LA VOX CASSEROLI
NOUS VIVONS UNE ÉPOQUE FORMIDABLE,
PAR NICOLAS UNGEMUTH
C’est un livre qui a rencontré peu d’échos, et pour cause : il évoque un sujet tabou (pas l’inceste). Son titre – Ces casseroles qui applaudissent aux fenêtres, P.O.L – et son sous-titre – Avoir bonne conscience, c’est magique ! – résument tout… Iegor Gran est un sacripant au mauvais esprit qui aime bien se moquer de tout. Il en faut. Ici, il revient sur le confinement de mars dernier ayant entraîné un phénomène acoustique inhabituel : les concertos de casseroles en fin de journée, importés d’Italie, où le peuple a toujours aimé la musique. Du Verdi métallisé. « Parfois, écrit-il, j’avais la chance de tomber sur une perle rare : à force d’écouter les immeubles, j’ai entendu un banjo, une balalaïka. » Jamais de piano. Si vous ne participiez pas au tintamarre, les voisins d’en face vous fusillaient du regard, prêts à appeler la Gestapo. « Il fallait “montrer qu’on était solidaire”, qu’on était “sympa”. L’exhibitionnisme de son empathie ne fonctionnait qu’à plusieurs. » Les problèmes du personnel soignant devenaient l’occasion de faire la fête, de créer du « lien social ». Ce qu’évoque Iegor Gran est une manie récente : la compassion ostentatoire. Les croyants vont-ils prier et allumer des cierges sur leur balcon pour mieux montrer leur piété aux voisins ?
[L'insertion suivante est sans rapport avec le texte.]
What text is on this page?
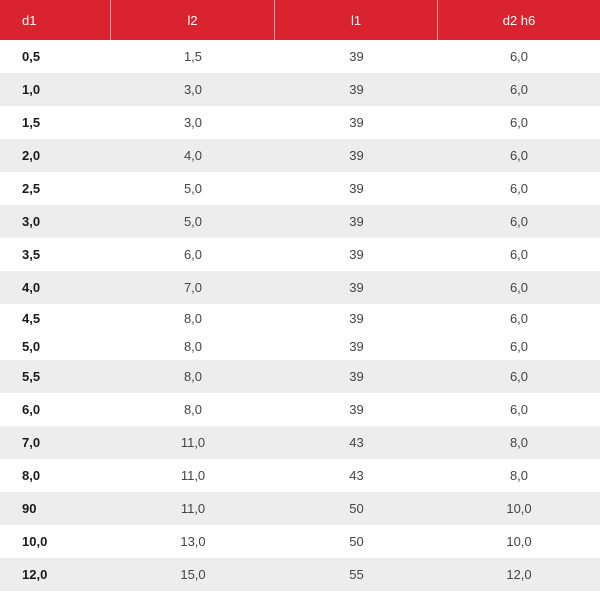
d1	l2	l1	d2 h6
0,5	1,5	39	6,0
1,0	3,0	39	6,0
1,5	3,0	39	6,0
2,0	4,0	39	6,0
2,5	5,0	39	6,0
3,0	5,0	39	6,0
3,5	6,0	39	6,0
4,0	7,0	39	6,0
4,5	8,0	39	6,0
5,0	8,0	39	6,0
5,5	8,0	39	6,0
6,0	8,0	39	6,0
7,0	11,0	43	8,0
8,0	11,0	43	8,0
90	11,0	50	10,0
10,0	13,0	50	10,0
12,0	15,0	55	12,0
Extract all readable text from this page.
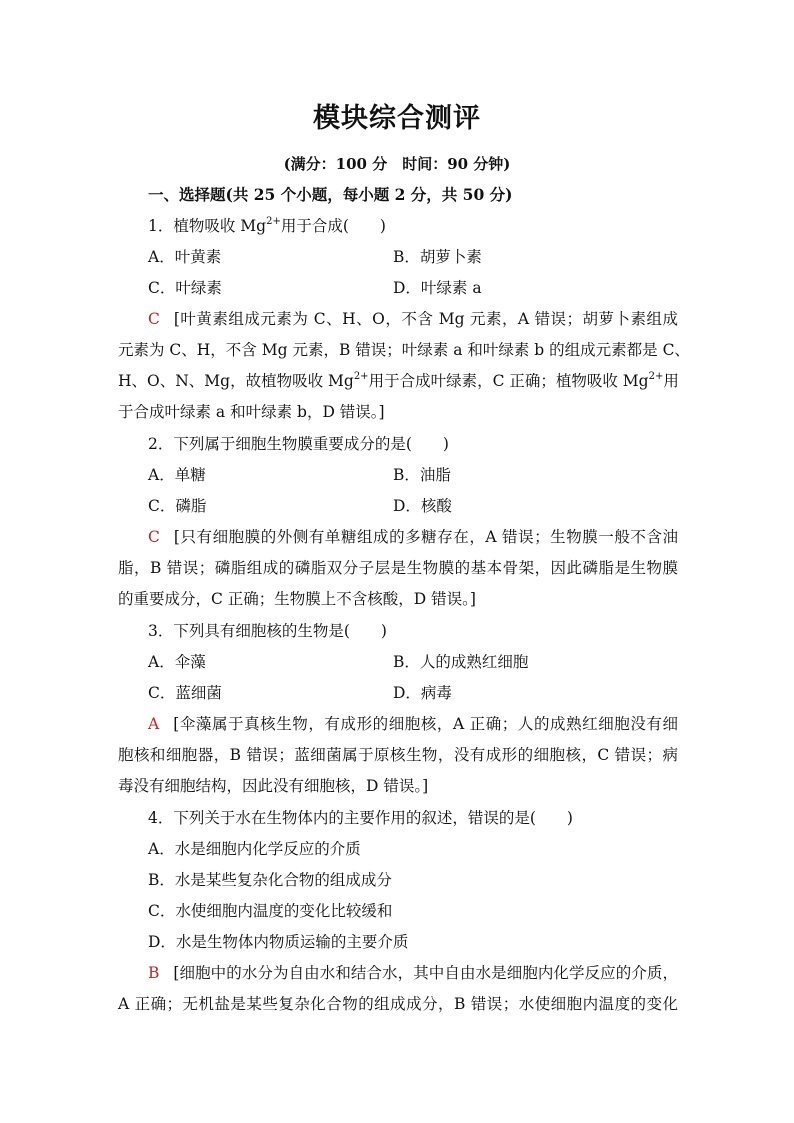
模块综合测评
(满分：100 分　时间：90 分钟)
一、选择题(共 25 个小题，每小题 2 分，共 50 分)
1．植物吸收 $Mg^{2+}$用于合成(　　)
A．叶黄素	B．胡萝卜素
C．叶绿素	D．叶绿素 a
C [叶黄素组成元素为 C、H、O，不含 Mg 元素，A 错误；胡萝卜素组成
元素为 C、H，不含 Mg 元素，B 错误；叶绿素 a 和叶绿素 b 的组成元素都是 C、
H、O、N、Mg，故植物吸收 $Mg^{2+}$用于合成叶绿素，C 正确；植物吸收 $Mg^{2+}$用
于合成叶绿素 a 和叶绿素 b，D 错误。]
2．下列属于细胞生物膜重要成分的是(　　)
A．单糖	B．油脂
C．磷脂	D．核酸
C [只有细胞膜的外侧有单糖组成的多糖存在，A 错误；生物膜一般不含油
脂，B 错误；磷脂组成的磷脂双分子层是生物膜的基本骨架，因此磷脂是生物膜
的重要成分，C 正确；生物膜上不含核酸，D 错误。]
3．下列具有细胞核的生物是(　　)
A．伞藻	B．人的成熟红细胞
C．蓝细菌	D．病毒
A [伞藻属于真核生物，有成形的细胞核，A 正确；人的成熟红细胞没有细
胞核和细胞器，B 错误；蓝细菌属于原核生物，没有成形的细胞核，C 错误；病
毒没有细胞结构，因此没有细胞核，D 错误。]
4．下列关于水在生物体内的主要作用的叙述，错误的是(　　)
A．水是细胞内化学反应的介质
B．水是某些复杂化合物的组成成分
C．水使细胞内温度的变化比较缓和
D．水是生物体内物质运输的主要介质
B [细胞中的水分为自由水和结合水，其中自由水是细胞内化学反应的介质，
A 正确；无机盐是某些复杂化合物的组成成分，B 错误；水使细胞内温度的变化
« Mercredi 8 avril – 541 morts. “Hourra !” Jeudi 9 avril
– 341 morts, un record. “Tût ! …. Tûuuut !” » C’est ce que l’auteur appelle la « vox casseroli ». La nature
« reprenait ses droits » : « On a vu un sanglier à Barcelone ! » Pourtant, comme le rappelle Gran, « on peut vivre avec la mort. On le fait tous les jours de l’existence. La mort tue 100 % des gens. »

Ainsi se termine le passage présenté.